Elderly men who exercise regularly, even by doing light activities like walking – may be less likely to die than those who are sedentary, a large Norwegian study suggests. Researchers followed about 5,700 men for about five decades, starting in the 1970s when they were 45 years old on average, to see how their exercise habits influenced longevity.
Men who got about 30 minutes of exercise six days a week appeared to reduce their risk of death by 40 percent. The findings add to a growing body of evidence showing that exercise can help people live longer, Dr. I-Min Lee, a professor of medicine and epidemiology at Harvard University, said by email. “We have clear data showing that the more energy is expended, the greater the reduction in mortality rates,” said Lee, who wasn’t involved in the study.” Exercise has many benefits, including weight reduction and improved cardiovascular health.
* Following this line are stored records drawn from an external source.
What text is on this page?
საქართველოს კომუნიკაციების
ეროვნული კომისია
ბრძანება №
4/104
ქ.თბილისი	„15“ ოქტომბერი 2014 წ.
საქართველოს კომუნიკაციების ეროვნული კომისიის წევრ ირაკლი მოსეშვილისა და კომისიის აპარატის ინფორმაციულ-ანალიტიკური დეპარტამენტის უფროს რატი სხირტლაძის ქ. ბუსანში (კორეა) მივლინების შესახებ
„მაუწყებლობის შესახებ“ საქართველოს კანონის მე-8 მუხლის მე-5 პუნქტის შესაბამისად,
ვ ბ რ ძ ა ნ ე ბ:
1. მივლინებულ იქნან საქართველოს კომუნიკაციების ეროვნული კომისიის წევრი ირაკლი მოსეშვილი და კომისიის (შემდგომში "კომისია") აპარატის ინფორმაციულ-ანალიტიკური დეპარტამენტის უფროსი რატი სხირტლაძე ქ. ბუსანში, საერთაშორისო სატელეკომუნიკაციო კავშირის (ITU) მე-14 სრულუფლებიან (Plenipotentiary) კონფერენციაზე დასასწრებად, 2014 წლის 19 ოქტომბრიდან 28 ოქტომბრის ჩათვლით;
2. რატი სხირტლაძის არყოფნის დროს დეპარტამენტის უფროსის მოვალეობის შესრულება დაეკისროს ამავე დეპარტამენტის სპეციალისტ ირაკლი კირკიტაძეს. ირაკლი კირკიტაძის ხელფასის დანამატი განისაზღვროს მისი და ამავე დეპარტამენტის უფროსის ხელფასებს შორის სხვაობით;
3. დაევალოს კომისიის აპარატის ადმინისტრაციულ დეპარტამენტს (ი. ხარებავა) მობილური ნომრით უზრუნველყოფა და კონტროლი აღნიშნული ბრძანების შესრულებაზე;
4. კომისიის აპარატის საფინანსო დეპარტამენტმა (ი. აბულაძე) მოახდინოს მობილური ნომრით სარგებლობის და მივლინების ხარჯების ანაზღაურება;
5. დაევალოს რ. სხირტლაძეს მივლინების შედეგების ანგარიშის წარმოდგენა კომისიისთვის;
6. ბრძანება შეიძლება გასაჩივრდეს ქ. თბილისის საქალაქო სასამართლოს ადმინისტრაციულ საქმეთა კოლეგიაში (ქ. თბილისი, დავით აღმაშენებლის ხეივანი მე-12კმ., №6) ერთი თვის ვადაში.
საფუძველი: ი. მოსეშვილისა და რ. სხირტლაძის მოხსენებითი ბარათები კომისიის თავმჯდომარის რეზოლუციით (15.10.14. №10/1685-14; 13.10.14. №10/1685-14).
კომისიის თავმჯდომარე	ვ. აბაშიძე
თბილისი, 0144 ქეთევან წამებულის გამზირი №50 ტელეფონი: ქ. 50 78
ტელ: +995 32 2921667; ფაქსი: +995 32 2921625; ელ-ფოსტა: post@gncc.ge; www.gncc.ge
Cardiovascular disease is the leading cause of mortality worldwide, accounting for at least 17 million deaths annually, while obesity kills at least 2.8 million people a year, according to estimates from the World Health Organization. To follow the impact of exercise on longevity, the current study, co-authored by Ingar Holme, a sports medicine researcher at the Norwegian School of Sports Sciences in Oslo, looked at data collected in 1972 and 1973 for a group of about 16,000 men who were born between 1923 to 1932.
Researchers surveyed men about their activity levels, ranging from sedentary if they spent most of their leisure time reading or watching television to vigorous if they participated in competitive sports several times a week. Walking or bicycling counted as light activity, while regular exercise for four hours each week was considered moderate activity in the study. Less than one hour a week of light activity wasn’t enough to reduce the odds of death, the study found.
But men who exercised intensely for less than an hour a week did see a benefit; they reduced their risk of death by 26 percent. When men who were inactive in the 1970s later increased their activity, their risk of death was 44 percent lower than their peers who remained consistently inactive. Only the healthiest men originally recruited to the study in the 1970s were still alive to participate in the follow-up decades later, the researchers acknowledge in the British Journal of Sports Medicine.